Cette appellation dite du Big-bang résulte d’un mot de dérision d’un astronome anglais Fred Hoyle, qui contestait la note de l’abbé Georges Lemaître lui reprochant d’avoir bâti cette théorie pour coller au récit de la Bible.
Quels sont les fondements du Big-bang ?

Les fondements scientifiques du Big-bang

La parution de l’article sur le Big-bang du Père Lemaître suivit de près peu la formulation de la physique quantique, en 1920. Nous nous proposons de la résumer en nous appuyant essentiellement sur l’ouvrage intitulé « Philosophie des sciences de la matière » de Ludovic Bot[1], docteur en physique nucléaire.

Dans la théorie du Big-bang, l’univers est un ensemble en expansion à partir d’un point originel. C’est l’image de l’origine de l’univers qui colle le mieux à nos connaissances actuelles, en particulier de la physique quantique. Elle constitue une bonne extrapolation de la cosmographie et de la science connue sur terre. Le Big-bang est l’histoire du refroidissement d’un gaz de matière-énergie, l’univers, au départ dans un état très dense et très chaud, en expansion avec le temps, dans un espace temps décrit par la relativité générale.

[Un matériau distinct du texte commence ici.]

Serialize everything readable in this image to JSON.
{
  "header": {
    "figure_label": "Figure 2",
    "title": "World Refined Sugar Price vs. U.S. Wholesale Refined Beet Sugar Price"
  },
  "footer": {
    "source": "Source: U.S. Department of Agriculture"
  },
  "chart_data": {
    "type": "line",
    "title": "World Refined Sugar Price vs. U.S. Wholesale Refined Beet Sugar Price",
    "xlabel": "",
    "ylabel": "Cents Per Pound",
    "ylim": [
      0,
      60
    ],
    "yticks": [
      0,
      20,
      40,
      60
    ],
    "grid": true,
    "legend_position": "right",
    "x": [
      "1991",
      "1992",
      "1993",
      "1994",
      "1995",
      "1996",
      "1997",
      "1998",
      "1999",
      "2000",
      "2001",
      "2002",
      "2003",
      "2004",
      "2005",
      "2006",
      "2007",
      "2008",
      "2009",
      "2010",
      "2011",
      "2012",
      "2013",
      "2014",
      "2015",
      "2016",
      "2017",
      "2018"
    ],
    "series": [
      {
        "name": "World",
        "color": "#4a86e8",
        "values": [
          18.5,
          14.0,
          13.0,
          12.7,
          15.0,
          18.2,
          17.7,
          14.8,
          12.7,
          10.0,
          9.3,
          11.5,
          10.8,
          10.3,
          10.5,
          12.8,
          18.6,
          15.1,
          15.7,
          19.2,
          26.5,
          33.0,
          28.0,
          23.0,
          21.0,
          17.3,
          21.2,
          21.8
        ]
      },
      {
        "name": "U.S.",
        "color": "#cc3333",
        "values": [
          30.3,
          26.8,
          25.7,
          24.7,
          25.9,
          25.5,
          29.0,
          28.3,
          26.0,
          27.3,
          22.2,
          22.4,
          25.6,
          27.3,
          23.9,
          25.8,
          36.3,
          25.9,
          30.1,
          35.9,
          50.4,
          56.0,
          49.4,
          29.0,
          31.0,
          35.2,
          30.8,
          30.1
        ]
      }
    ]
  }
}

L’expansion de l’univers a pour effet de refroidir le gaz qui subit alors plusieurs changements d’états, allant d’un état totalement désordonné -très chaud-, vers un état -froid- de plus en plus en plus ordonné.
Les calculs vont jusqu’à chiffrer un certain nombre de données :
-     La température de l’univers, … était de l’ordre de 1032 degrés aux stades les plus reculés.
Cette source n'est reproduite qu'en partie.